Soon enough, we were in the rehearsal room, in which I was introduced to the Assistant Director (Charlotte) and the Director (Derek… or Derektor as his twitter bio amusingly states) and the other creatives who’d managed to get to the building a little ahead of schedule. After interrogating poor Charlotte about her post-graduate studies and her experiences working as an assistant, I met pretty much the entire building as we all went round and said our names and what we were doing in that room. I would have been daft to have attempted to retain every name in that single quick fire round, and so I instead enjoyed the experience of listening to names and job titles of varying accents and dynamic crashing into one another to form a soundscape of the people who make theatre happen at the Royal Exchange.

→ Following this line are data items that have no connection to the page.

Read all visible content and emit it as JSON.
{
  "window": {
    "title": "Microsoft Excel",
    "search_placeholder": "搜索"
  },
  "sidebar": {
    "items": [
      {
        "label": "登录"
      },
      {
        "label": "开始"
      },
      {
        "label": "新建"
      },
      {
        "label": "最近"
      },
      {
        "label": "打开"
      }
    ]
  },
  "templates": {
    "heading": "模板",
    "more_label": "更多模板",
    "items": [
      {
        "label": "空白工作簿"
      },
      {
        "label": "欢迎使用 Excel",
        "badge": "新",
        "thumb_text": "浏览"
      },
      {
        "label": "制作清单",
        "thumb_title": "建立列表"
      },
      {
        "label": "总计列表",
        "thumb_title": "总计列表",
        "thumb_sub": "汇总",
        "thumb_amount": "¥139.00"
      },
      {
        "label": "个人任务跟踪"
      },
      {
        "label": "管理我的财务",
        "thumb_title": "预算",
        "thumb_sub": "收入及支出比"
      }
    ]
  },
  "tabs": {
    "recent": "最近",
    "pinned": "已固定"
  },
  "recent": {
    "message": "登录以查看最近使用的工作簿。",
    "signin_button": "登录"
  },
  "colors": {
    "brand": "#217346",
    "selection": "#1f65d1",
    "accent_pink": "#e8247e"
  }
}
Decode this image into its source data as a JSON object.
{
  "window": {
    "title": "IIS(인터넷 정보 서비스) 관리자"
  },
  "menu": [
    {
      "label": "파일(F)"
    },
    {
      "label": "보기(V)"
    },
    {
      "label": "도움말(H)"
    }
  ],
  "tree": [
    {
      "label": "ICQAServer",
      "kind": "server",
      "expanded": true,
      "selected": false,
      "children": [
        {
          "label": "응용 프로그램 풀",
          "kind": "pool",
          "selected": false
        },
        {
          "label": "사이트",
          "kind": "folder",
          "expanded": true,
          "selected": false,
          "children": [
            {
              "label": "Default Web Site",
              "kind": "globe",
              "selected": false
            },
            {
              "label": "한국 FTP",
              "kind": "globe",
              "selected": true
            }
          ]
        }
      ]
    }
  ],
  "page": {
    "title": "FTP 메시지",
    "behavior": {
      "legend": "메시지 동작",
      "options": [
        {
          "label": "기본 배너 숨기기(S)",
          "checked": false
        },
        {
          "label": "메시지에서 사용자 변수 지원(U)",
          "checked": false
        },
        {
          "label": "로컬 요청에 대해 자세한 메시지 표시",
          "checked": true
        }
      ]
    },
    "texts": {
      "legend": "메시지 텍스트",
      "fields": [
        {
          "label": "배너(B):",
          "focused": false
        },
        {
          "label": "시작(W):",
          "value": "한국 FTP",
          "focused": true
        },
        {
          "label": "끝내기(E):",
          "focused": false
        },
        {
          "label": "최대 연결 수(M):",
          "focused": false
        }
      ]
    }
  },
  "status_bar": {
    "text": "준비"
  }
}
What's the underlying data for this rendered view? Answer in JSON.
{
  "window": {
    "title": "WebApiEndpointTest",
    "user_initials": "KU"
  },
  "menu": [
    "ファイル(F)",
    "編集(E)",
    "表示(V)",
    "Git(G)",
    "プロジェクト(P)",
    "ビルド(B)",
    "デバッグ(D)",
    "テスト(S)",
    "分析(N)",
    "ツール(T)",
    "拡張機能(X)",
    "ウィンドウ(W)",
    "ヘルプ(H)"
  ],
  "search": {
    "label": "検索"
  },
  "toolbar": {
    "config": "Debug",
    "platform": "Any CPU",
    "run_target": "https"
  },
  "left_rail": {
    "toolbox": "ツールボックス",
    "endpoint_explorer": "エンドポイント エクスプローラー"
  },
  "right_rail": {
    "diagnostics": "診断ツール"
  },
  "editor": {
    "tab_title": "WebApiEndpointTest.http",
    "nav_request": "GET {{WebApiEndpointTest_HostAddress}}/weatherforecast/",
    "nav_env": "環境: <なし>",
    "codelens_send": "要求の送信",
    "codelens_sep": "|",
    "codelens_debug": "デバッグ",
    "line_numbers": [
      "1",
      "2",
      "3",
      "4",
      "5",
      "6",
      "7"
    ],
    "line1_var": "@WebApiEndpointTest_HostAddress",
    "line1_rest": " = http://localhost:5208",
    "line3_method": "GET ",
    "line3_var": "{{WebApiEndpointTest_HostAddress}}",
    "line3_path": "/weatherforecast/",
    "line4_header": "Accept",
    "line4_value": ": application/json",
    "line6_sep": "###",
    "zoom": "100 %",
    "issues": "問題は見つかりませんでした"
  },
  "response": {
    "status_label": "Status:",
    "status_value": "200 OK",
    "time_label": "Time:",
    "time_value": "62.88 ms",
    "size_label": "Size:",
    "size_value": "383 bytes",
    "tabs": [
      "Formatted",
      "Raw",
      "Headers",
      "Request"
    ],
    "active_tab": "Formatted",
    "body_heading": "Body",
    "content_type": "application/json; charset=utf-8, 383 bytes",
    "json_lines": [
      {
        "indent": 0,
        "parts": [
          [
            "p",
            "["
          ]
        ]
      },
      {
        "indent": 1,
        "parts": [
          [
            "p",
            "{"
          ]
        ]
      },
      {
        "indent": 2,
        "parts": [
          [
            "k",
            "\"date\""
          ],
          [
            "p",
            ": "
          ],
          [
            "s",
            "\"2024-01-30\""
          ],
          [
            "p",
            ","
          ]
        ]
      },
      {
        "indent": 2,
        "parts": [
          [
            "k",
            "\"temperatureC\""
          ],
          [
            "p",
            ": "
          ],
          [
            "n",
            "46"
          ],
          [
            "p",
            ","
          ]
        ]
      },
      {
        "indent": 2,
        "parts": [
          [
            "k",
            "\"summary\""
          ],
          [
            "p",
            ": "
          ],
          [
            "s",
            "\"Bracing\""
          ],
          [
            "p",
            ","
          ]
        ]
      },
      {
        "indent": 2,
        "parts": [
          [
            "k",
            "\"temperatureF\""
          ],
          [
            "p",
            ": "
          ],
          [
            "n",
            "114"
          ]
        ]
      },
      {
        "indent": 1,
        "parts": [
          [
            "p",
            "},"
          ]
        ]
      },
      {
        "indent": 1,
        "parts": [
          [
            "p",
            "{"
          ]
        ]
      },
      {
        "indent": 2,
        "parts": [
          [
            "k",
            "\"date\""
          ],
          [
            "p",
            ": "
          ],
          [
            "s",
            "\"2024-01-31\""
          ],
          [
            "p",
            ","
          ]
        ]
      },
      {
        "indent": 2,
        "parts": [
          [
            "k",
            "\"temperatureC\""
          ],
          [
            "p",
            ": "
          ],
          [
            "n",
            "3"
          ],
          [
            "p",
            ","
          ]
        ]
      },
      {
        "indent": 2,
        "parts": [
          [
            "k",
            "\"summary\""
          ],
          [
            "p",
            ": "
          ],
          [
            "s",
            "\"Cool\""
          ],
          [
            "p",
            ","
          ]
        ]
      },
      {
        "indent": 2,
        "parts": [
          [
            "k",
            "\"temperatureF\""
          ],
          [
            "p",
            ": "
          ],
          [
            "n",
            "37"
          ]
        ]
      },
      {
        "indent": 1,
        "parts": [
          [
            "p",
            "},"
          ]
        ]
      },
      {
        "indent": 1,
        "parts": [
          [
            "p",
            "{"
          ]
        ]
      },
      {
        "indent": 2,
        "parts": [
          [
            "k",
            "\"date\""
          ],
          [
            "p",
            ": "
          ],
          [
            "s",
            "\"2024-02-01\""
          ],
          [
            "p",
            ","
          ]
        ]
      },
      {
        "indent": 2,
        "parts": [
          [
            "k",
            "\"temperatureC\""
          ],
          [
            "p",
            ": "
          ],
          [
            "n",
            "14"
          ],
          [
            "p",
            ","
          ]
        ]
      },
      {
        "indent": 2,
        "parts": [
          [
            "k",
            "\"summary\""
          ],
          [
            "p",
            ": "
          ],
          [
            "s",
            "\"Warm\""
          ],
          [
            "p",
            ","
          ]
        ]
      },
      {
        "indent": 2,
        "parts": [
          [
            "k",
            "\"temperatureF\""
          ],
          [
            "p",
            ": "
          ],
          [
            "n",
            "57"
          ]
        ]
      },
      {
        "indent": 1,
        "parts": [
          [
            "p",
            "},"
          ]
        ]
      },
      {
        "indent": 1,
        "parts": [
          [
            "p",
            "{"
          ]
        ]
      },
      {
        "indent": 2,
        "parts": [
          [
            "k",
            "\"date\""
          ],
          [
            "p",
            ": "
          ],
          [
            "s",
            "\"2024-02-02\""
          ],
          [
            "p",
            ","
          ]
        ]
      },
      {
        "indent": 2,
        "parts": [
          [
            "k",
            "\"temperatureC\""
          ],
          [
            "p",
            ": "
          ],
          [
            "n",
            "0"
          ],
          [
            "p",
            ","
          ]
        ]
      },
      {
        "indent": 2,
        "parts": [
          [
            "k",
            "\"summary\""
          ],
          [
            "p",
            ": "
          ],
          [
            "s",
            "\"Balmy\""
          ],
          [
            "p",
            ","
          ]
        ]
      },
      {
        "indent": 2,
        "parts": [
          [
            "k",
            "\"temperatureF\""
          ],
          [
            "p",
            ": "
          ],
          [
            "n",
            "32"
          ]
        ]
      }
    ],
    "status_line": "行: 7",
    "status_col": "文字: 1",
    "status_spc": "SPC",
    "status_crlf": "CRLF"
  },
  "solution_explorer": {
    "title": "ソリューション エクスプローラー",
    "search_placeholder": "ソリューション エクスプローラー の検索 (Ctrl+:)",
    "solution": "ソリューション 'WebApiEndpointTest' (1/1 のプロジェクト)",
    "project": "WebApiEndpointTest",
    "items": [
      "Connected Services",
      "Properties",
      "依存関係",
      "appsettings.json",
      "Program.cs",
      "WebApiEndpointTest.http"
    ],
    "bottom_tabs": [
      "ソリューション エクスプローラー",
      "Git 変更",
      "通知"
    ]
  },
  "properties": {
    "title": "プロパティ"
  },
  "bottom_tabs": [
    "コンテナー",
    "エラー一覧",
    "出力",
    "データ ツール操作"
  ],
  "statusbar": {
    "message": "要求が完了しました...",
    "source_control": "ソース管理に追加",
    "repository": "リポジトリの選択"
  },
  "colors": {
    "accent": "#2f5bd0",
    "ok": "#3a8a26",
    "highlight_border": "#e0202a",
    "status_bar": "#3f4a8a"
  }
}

It should be said that unfortunately there was one party missing; the workshop team were busy putting the final touches on the plant, Audrey II. Whilst we’ve all been sworn to secrecy, I feel I can now say with authority having seen the plant since in action: this is the definitive Audrey II. In fact, Derek and James’ entire initial talk about their vision to the company had the room’s excitement bubbling over.
After finding a little more about the actors over a hearty dinner made by green room staff Yvonne and Anne (who are apparently quickly carving a name for themselves as characters of theatre legend) we got straight into a read through. This is undoubtedly a vulnerable experience for the actors, many of whom have only just met, and it was an honour to observe Derek using the exercise to rather casually go into more detail regarding his ultimate hope for certain moments, taking pressure off of the actors to perform or impress. And then, after a quick look over the costume designs, it was all over. All too soon.
Stage Management announced marketing were having drinks and we were all invited to attend. It proved a universally amusing idea that the marketing department were professional drinkers. The evening was taken up to be a fantastic opportunity for nerves to be dispersed, the beginnings of fruitful artistic relationships, and for me to beg Derek to allow me to observe Thursdays as well as Mondays! Actually, I was a little nervous to approach Derek (I’m shy, honest) and so I was enormously grateful for him to come right up to me and talk to me about Little Shop, his previous experiences, his rehearsal techniques… he was so generous and honest with his words. He’d not just allowed me into his fare ground, but invited me along with his team onto the roller coaster… hmm, I’m not too sure about that analogy, but it will have to do.
And so in this first week, the foundations have been laid in table work and knocking out those musical dots. It’s been a privilege, and I don’t think I could have been made to feel any more welcome.